For that reason, use is often made in the related art of so-called ablating processes, in which the wafer is thinned to a lesser wafer thickness prior to anodizing, for example by mechanical grinding or chemical wet etching or plasma etching in the gaseous phase. That shortens the time needed for through-porosification of the wafer thanks to its reduced thickness, although at the cost of an increased risk of breaking during this process or other subsequent processes.
Furthermore, it remains impossible, even with a thinned wafer, to anodize the latter over its complete extent through the entire remaining wafer thickness, due to the previously mentioned electrical bypass problem through the first pores that extend all the way through the wafer.
For this reason, for example, metal layers and/or metal foils are applied to the back of the wafer, which may be removed again after the anodizing is completed. It is also possible to anodize the wafer only partially, either until the first pores reach the back, but most of the pores have not yet gotten that far, or right from the outset to anodize only to a certain preselected depth in the silicon bulk material. In both cases, material is next ablated mechanically or chemically from the back of the wafer until a completely porous structure that extends through the remainder of the wafer is achieved. Another positive effect achieved with the ablation is that the remaining silicon is significantly thinner than that of the initial wafer, which makes it easier for active agents to pass through into the skin or for transdermal fluid to pass out of the skin, in one direction and in the other direction.

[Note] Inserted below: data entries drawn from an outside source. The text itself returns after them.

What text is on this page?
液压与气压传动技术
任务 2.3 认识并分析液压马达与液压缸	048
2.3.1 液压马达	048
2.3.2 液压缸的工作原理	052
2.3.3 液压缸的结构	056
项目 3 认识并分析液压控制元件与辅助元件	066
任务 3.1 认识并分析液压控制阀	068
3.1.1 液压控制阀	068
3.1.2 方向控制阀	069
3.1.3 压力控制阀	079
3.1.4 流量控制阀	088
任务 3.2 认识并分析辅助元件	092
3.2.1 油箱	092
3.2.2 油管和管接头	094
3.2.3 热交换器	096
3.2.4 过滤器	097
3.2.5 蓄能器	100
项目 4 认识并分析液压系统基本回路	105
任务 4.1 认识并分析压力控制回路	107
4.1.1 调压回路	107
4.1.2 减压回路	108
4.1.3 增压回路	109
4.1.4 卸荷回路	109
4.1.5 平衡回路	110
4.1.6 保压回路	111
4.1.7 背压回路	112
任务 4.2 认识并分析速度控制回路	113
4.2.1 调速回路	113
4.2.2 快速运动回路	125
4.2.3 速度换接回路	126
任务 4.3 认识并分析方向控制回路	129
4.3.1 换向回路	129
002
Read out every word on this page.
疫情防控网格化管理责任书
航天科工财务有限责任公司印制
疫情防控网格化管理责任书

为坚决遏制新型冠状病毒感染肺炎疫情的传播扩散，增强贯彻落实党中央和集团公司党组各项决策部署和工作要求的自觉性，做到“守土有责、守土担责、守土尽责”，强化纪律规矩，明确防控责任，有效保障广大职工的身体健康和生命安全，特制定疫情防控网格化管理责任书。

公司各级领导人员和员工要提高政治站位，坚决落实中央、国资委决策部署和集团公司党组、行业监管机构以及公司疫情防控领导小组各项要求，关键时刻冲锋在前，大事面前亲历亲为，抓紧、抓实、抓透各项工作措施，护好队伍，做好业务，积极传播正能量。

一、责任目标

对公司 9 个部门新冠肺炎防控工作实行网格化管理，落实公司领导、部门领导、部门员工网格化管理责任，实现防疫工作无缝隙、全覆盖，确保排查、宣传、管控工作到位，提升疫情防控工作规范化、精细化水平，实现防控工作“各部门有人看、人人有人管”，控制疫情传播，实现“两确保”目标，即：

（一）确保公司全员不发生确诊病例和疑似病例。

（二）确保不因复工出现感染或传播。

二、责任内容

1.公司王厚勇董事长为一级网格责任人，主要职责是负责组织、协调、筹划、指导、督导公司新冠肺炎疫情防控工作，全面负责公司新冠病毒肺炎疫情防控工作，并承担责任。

With these grinding or etching procedures, however, there is great expense, mechanical stress on the wafer, a risk of breaking, and a need to protect the microneedle array present on the face from mechanical damage. Since silicon is a brittle and breakable material, there is a risk of damage when handling the front of the wafer, as is necessary for example when grinding the back of the wafer. However, temporary protective measures during the process mean an additional, sometimes substantial, processing expense.